Rivlin: “Non dobbiamo essere ebrei o arabi ma siamo tutti israeliani”

Personaggi e Storie

di Roberto Zadik

Reuven Rivlin, Andrew Cuomo,
Reiven Rivlin, presidente israeliano

Pur essendo un uomo del Likud, il presidente israeliano Reuven Rivlin, 76 anni il prossimo 9 settembre, ha una vena “pacifista” e aperta all’integrazione della popolazione araba nel tessuto sociale israeliano pur restando vigile sul delicato tema della sicurezza e nella lotta al terrorismo e alle violenza dilaganti. A confermarlo una notizia appena uscita sul sito israeliano di lingua spagnola “Iton Gadol” e uscita anche sul sito www.jewishpress.com.

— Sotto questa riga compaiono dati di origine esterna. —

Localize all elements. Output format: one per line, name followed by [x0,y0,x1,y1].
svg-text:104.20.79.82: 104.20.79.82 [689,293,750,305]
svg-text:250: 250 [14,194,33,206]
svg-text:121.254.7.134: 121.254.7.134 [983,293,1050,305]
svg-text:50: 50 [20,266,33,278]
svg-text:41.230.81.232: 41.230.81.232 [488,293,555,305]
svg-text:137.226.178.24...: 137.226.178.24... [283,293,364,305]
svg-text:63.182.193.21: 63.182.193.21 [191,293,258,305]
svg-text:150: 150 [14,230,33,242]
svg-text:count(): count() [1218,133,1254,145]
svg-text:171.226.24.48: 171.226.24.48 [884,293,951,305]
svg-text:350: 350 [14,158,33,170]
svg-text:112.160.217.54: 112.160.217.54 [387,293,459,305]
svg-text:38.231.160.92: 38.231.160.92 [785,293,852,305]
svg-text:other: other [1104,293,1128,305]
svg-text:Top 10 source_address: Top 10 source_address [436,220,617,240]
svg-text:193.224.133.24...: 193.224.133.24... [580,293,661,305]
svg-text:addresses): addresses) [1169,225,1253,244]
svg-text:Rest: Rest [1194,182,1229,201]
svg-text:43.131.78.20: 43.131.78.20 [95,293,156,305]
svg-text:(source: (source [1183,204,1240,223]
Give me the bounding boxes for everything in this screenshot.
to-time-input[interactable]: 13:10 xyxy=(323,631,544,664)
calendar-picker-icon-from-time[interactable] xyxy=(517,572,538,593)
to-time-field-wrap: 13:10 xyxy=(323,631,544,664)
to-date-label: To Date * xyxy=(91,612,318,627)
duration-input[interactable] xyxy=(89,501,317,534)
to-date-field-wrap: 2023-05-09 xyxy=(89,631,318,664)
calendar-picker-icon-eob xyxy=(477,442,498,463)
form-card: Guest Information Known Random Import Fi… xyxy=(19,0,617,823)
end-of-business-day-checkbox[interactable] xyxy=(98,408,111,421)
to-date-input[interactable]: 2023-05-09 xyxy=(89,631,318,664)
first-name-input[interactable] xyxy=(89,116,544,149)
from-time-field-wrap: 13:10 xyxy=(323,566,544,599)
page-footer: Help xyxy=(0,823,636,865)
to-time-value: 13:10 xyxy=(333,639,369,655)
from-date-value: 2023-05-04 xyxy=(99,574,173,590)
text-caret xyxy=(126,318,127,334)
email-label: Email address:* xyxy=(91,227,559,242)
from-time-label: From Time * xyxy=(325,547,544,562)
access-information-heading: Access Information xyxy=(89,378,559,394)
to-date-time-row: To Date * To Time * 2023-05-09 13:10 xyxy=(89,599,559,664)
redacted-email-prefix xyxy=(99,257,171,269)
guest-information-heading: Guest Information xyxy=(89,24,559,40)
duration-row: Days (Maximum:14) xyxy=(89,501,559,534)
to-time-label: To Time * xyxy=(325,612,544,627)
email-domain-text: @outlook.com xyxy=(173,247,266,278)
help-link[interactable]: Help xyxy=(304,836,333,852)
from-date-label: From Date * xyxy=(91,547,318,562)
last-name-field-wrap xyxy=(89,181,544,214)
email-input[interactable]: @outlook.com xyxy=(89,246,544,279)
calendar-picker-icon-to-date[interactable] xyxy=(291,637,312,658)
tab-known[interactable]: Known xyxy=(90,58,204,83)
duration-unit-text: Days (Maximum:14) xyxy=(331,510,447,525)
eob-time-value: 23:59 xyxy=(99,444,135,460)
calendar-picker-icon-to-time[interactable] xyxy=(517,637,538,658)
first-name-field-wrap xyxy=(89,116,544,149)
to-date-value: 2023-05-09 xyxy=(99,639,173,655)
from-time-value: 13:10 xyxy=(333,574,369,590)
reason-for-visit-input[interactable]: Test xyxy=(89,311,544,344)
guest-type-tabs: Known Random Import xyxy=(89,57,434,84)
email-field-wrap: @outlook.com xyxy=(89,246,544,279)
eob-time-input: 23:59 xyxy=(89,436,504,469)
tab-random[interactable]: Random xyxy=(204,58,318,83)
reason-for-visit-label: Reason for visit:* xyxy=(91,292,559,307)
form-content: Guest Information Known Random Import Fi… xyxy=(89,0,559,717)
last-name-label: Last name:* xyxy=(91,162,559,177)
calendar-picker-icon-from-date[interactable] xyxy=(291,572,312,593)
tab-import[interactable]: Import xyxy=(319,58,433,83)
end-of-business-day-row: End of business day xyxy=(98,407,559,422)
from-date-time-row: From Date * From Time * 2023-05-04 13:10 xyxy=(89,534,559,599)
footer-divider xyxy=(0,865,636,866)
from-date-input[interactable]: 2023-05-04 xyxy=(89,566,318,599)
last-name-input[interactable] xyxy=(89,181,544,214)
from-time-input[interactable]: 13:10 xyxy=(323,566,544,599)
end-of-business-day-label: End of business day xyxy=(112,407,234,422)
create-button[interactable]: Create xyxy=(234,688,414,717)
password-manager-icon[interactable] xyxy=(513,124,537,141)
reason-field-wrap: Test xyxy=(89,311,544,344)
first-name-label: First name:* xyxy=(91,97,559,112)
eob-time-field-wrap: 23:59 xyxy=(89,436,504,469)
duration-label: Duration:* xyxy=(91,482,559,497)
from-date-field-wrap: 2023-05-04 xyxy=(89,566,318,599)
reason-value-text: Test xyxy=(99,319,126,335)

Secondo le due testate online il presidente ha incontrato in questi giorni, durante una cena nella sua residenza ufficiale, i membri della Knesset e alcuni funzionari arabi israeliani sottolineando che “dobbiamo essere israeliani non ebrei o arabi”. Abbattendo qualsiasi differenza etnica e barriera ideologica, il Capo dello Stato ebraico ha espresso alcune importanti considerazioni, esortando la popolazione araba a “non pensare a se stessa come un’entità separata” e a non distinguere in nessun modo fra arabi ed ebrei.

Prima di mangiare, Rivlin ha poi indetto una riunione informativa in ebraico coi giornalisti che lavorano nei mezzi di comunicazione in lingua araba. Esprimendo la sua preoccupazione riguardo al terrorismo internazionale e in Medio Oriente, nel suo discorso, Rivlin ha fatto le condoglianze al popolo egiziano per i terribili attacchi terroristici nella zona del Sinai. Rivlin ha tenuto un discorso di ampio respiro con riferimenti culturali e religiosi, non limitandosi a Israele. Egli ha evidenziato che “sfortunatamente ci sono coloro che tentano di rovinare la sacralità del Ramadan che dovrebbe essere il mese della compassione, della pietà e della grazia e distorcerne il significato a favore del terrorismo. Tutti noi, figli di Abramo dobbiamo condannare queste atrocità commesse “nel nome di Dio” o nel nome dell’Islam. Dobbiamo condannarle con fermezza e a gran voce, non possiamo restare in silenzio davanti a questo”.

Parole forti in cui egli però ha deliberatamente omesso ogni riferimento all’assassinio di Malachi Rosenfeld facendo notare che “non sono state settimane facili per nessuno in questo Paese, specialmente per chi pensa che noi, arabi ed ebrei, abbiamo il dovere e la capacità di vivere assieme. In questo momento, davanti a quelli che cercano di soffiare sul fuoco, non possiamo assolutamente tacere”.

Parlando dell’Autorità nazionale palestinese, Rivlin ha detto che il regime di Abbas “ha la responsabilità di agire in maniera decisa contro gli attacchi terroristici che cercano quotidianamente di sabotare le nostre vite”. Rivlin ha messo in luce i punti di contatto fra arabi ed ebrei dicendo che “mentre i musulmani stanno rompendo il digiuno, oggi anche gli ebrei concludono il digiuno el 17 di Tammuz che è stato posticipato perché cadeva in concomitanza dello shabbat”.

In tema di progetti per il futuro, Rivlin ha anche specificato che sta lavorando con l’amministrazione Nethanyahu sui temi della “sofferenza e dolore della società araba israeliana” e “violenza nella comunità araba, carenza di alloggi e dell’occupazione.” “La cittadinanza israeliana ai residenti arabi dello Stato non è un gesto di buona volontà”, ha detto Rivlin specificando che “è la cittadinanza di ogni individuo e di una società che è parte di questa terra, questa terra è la loro patria e Israele è la loro casa”.

Non è la prima volta che Rivlin si da a questo genere di interventi perché in questi mesi egli aveva già mostrato la propria apertura verso la minoranza araba: su Mosaico, lo scorso febbraio era stata riportata la sua frase “la minoranza araba è invisibile per la maggioranza degli ebrei israeliani e questo enorme gap è cresciuto negli anni fra due società che vivono una accanto all’altra e sono cieche l’una verso l’altra”.